Lately, though, the thought of either of them just makes me sick. So I’ve taken to farther off fantasies. Trekking through the Amazonian jungle. Living in a tiny shack in the Alaskan winter. Hanging out in Amsterdam. Getting lost in the Australian desert.
These days it seems like all I can think about is running away.
But not today. I have something else on my mind today, and his hand keeps brushing my ass.
I got an e-mail last week from Denny, our campaign manager. He wanted me to welcome our newest field director.
Jeremiah. I might have heard of him, the e-mail said, through Olga. He’s her nephew, after all. I’d stared at my screen in disbelief. Since our ridiculous rendezvous two weeks ago, I’d systematically been ignoring each of his seven phone calls. He was supposed to have left a week after we met.
Apparently, he made an impression on Senator Daniels. He needed a job; his LSAT wasn’t high enough for any of the law schools he was looking at. So he’s taking a year off for studying.
And campaigning, apparently.
This is the first time I’d seen him. I had run into the high school gymnasium twenty-three minutes late, campaign flyers, buttons, and donation envelopes in tow. Barely; there was a serious danger of losing them as the teetered in my arms, stacked upon each other. I was sweating through my blazer, my hair was a mess, and I hadn’t gotten any coffee yet. It was 7:30 in the fucking morning.
He was the first one I ran into.
“Well, look who finally decided to show up,” he said. He looked at me with one of those knowing, I’ve-seen-that-birthmark-on-your-ass kind of smiles. “I was about to call you. But then I remembered that you don’t answer your cell.”
“Oh, right,” I smiled at him, trying to adjust the weight of the boxes. He didn’t budge to help. “Sorry, I’ve been a little overwhelmed. I, uhh, have some family stuff going on.”
“It’s cool. I figured something like that.” He put his hands in his pockets, looked around him, and leaned in to whisper to me. “You know, I can’t stop thinking about the way your ass felt in my hands.”
He bit his lip, leaned back, and then turned around to walk away, leaving me to awkwardly adjust the stack of boxes in my arms.
I could feel myself blushing. The fire was spreading rapidly from my cheeks to my chest.
“Hey!” I yelled at him.
He turned, that arrogant piece-of-shit smile plastering his face. “Yes?”
“Where the hell is our table? I need to set this shit up.” He smiled, pointed to my left.
I turned toward the table without even thanking him.
Fuck this guy. No…no, wait. Don’t do that. Go to hell, asshole.

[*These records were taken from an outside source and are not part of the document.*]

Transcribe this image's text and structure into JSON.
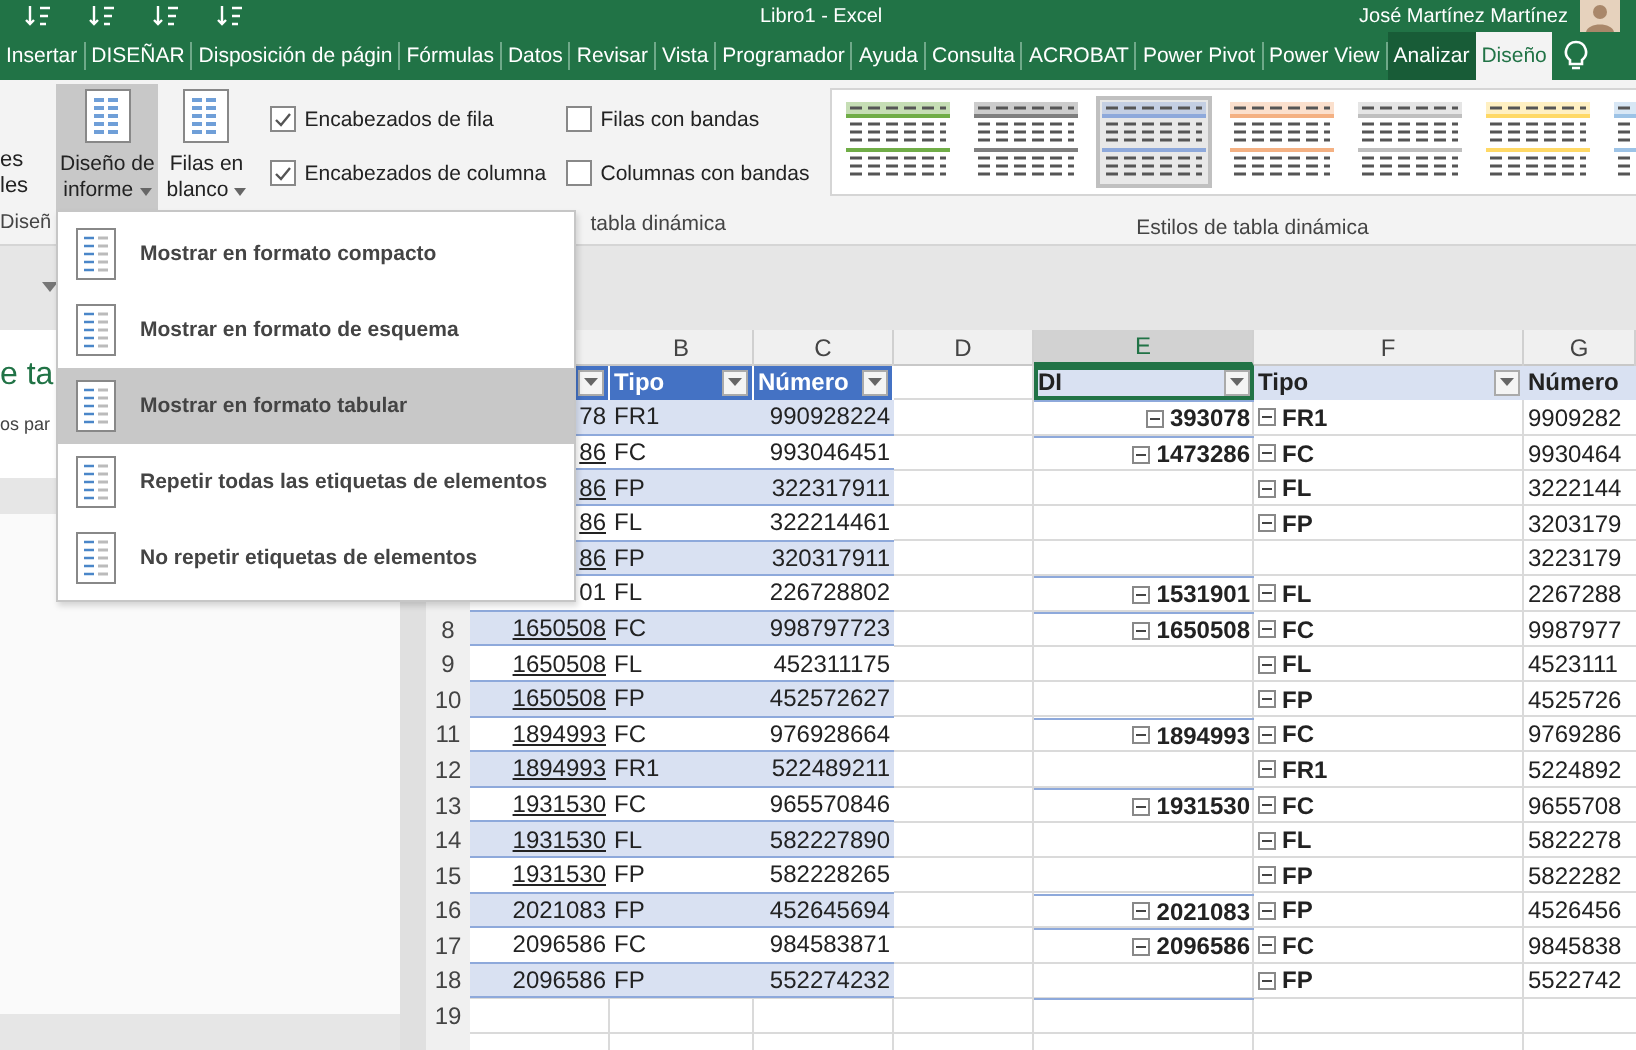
{
  "title_bar": {
    "document": "Libro1 - Excel",
    "user": "José Martínez Martínez"
  },
  "tabs": [
    {
      "label": "Insertar",
      "selected": false,
      "contextual": false
    },
    {
      "label": "DISEÑAR",
      "selected": false,
      "contextual": false
    },
    {
      "label": "Disposición de págin",
      "selected": false,
      "contextual": false
    },
    {
      "label": "Fórmulas",
      "selected": false,
      "contextual": false
    },
    {
      "label": "Datos",
      "selected": false,
      "contextual": false
    },
    {
      "label": "Revisar",
      "selected": false,
      "contextual": false
    },
    {
      "label": "Vista",
      "selected": false,
      "contextual": false
    },
    {
      "label": "Programador",
      "selected": false,
      "contextual": false
    },
    {
      "label": "Ayuda",
      "selected": false,
      "contextual": false
    },
    {
      "label": "Consulta",
      "selected": false,
      "contextual": false
    },
    {
      "label": "ACROBAT",
      "selected": false,
      "contextual": false
    },
    {
      "label": "Power Pivot",
      "selected": false,
      "contextual": false
    },
    {
      "label": "Power View",
      "selected": false,
      "contextual": false
    },
    {
      "label": "Analizar",
      "selected": false,
      "contextual": true
    },
    {
      "label": "Diseño",
      "selected": true,
      "contextual": true
    }
  ],
  "ribbon": {
    "partial_button": [
      "es",
      "les"
    ],
    "partial_group_label": "Diseñ",
    "layout_buttons": [
      {
        "line1": "Diseño de",
        "line2": "informe",
        "pressed": true
      },
      {
        "line1": "Filas en",
        "line2": "blanco",
        "pressed": false
      }
    ],
    "options": [
      {
        "label": "Encabezados de fila",
        "checked": true
      },
      {
        "label": "Encabezados de columna",
        "checked": true
      },
      {
        "label": "Filas con bandas",
        "checked": false
      },
      {
        "label": "Columnas con bandas",
        "checked": false
      }
    ],
    "options_group_label": "tabla dinámica",
    "styles": [
      {
        "color": "#70ad47",
        "selected": false
      },
      {
        "color": "#7f7f7f",
        "selected": false
      },
      {
        "color": "#8ea9db",
        "selected": true
      },
      {
        "color": "#f4b183",
        "selected": false
      },
      {
        "color": "#bfbfbf",
        "selected": false
      },
      {
        "color": "#ffd966",
        "selected": false
      },
      {
        "color": "#9dc3e6",
        "selected": false
      }
    ],
    "styles_group_label": "Estilos de tabla dinámica"
  },
  "task_pane": {
    "title": "e ta",
    "subtitle": "os par"
  },
  "sheet": {
    "columns": [
      {
        "letter": "B",
        "selected": false
      },
      {
        "letter": "C",
        "selected": false
      },
      {
        "letter": "D",
        "selected": false
      },
      {
        "letter": "E",
        "selected": true
      },
      {
        "letter": "F",
        "selected": false
      },
      {
        "letter": "G",
        "selected": false
      }
    ],
    "header": {
      "b": "Tipo",
      "c": "Número",
      "di": "DI",
      "tipo": "Tipo",
      "numero": "Número"
    },
    "rows": [
      {
        "a": "78",
        "link": false,
        "b": "FR1",
        "c": "990928224",
        "di": "393078",
        "tipo": "FR1",
        "numero": "9909282"
      },
      {
        "a": "86",
        "link": true,
        "b": "FC",
        "c": "993046451",
        "di": "1473286",
        "tipo": "FC",
        "numero": "9930464"
      },
      {
        "a": "86",
        "link": true,
        "b": "FP",
        "c": "322317911",
        "tipo": "FL",
        "numero": "3222144"
      },
      {
        "a": "86",
        "link": true,
        "b": "FL",
        "c": "322214461",
        "tipo": "FP",
        "numero": "3203179"
      },
      {
        "a": "86",
        "link": true,
        "b": "FP",
        "c": "320317911",
        "numero": "3223179"
      },
      {
        "a": "01",
        "link": false,
        "b": "FL",
        "c": "226728802",
        "di": "1531901",
        "tipo": "FL",
        "numero": "2267288"
      },
      {
        "row": "8",
        "a": "1650508",
        "link": true,
        "b": "FC",
        "c": "998797723",
        "di": "1650508",
        "tipo": "FC",
        "numero": "9987977"
      },
      {
        "row": "9",
        "a": "1650508",
        "link": true,
        "b": "FL",
        "c": "452311175",
        "tipo": "FL",
        "numero": "4523111"
      },
      {
        "row": "10",
        "a": "1650508",
        "link": true,
        "b": "FP",
        "c": "452572627",
        "tipo": "FP",
        "numero": "4525726"
      },
      {
        "row": "11",
        "a": "1894993",
        "link": true,
        "b": "FC",
        "c": "976928664",
        "di": "1894993",
        "tipo": "FC",
        "numero": "9769286"
      },
      {
        "row": "12",
        "a": "1894993",
        "link": true,
        "b": "FR1",
        "c": "522489211",
        "tipo": "FR1",
        "numero": "5224892"
      },
      {
        "row": "13",
        "a": "1931530",
        "link": true,
        "b": "FC",
        "c": "965570846",
        "di": "1931530",
        "tipo": "FC",
        "numero": "9655708"
      },
      {
        "row": "14",
        "a": "1931530",
        "link": true,
        "b": "FL",
        "c": "582227890",
        "tipo": "FL",
        "numero": "5822278"
      },
      {
        "row": "15",
        "a": "1931530",
        "link": true,
        "b": "FP",
        "c": "582228265",
        "tipo": "FP",
        "numero": "5822282"
      },
      {
        "row": "16",
        "a": "2021083",
        "link": false,
        "b": "FP",
        "c": "452645694",
        "di": "2021083",
        "tipo": "FP",
        "numero": "4526456"
      },
      {
        "row": "17",
        "a": "2096586",
        "link": false,
        "b": "FC",
        "c": "984583871",
        "di": "2096586",
        "tipo": "FC",
        "numero": "9845838"
      },
      {
        "row": "18",
        "a": "2096586",
        "link": false,
        "b": "FP",
        "c": "552274232",
        "tipo": "FP",
        "numero": "5522742"
      }
    ],
    "empty_rows": [
      "19"
    ]
  },
  "menu": {
    "items": [
      {
        "label": "Mostrar en formato compacto",
        "selected": false
      },
      {
        "label": "Mostrar en formato de esquema",
        "selected": false
      },
      {
        "label": "Mostrar en formato tabular",
        "selected": true
      },
      {
        "label": "Repetir todas las etiquetas de elementos",
        "selected": false
      },
      {
        "label": "No repetir etiquetas de elementos",
        "selected": false
      }
    ]
  }
}
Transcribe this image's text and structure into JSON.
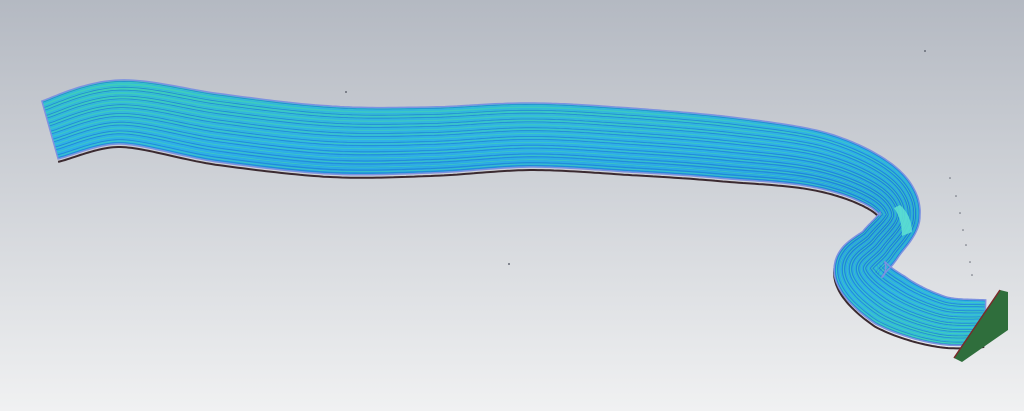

And now, he’s standing behind me, grabbing my ass. Apparently he did forget what it feels like in his hands, because he seems to be forging a new memory. I try to move forward toward the Senator while the crowd erupts in applause. My movement prompts everyone to crowd in behind him a bit more. Jeremiah only ends up closer behind me.
I realize I’m not smiling. The crowd is cheering, which is my cue to smile and clap, as though I’ve never heard these brilliant ideas spoken before.
Instead, I’m seething with anger and tears are starting to form.
The crowd erupts again with the Senator’s final words. They’re beside themselves as we file off stage. This is where I’m supposed to stand behind the table and hand out literature, make small talk, and encourage donations.
Instead, I weave through the crowd of Tea Partiers, dodging their homemade signs and yellow Don’t Tread On Me flags.
I walk right out the door. I walk to my car. I go the fuck home.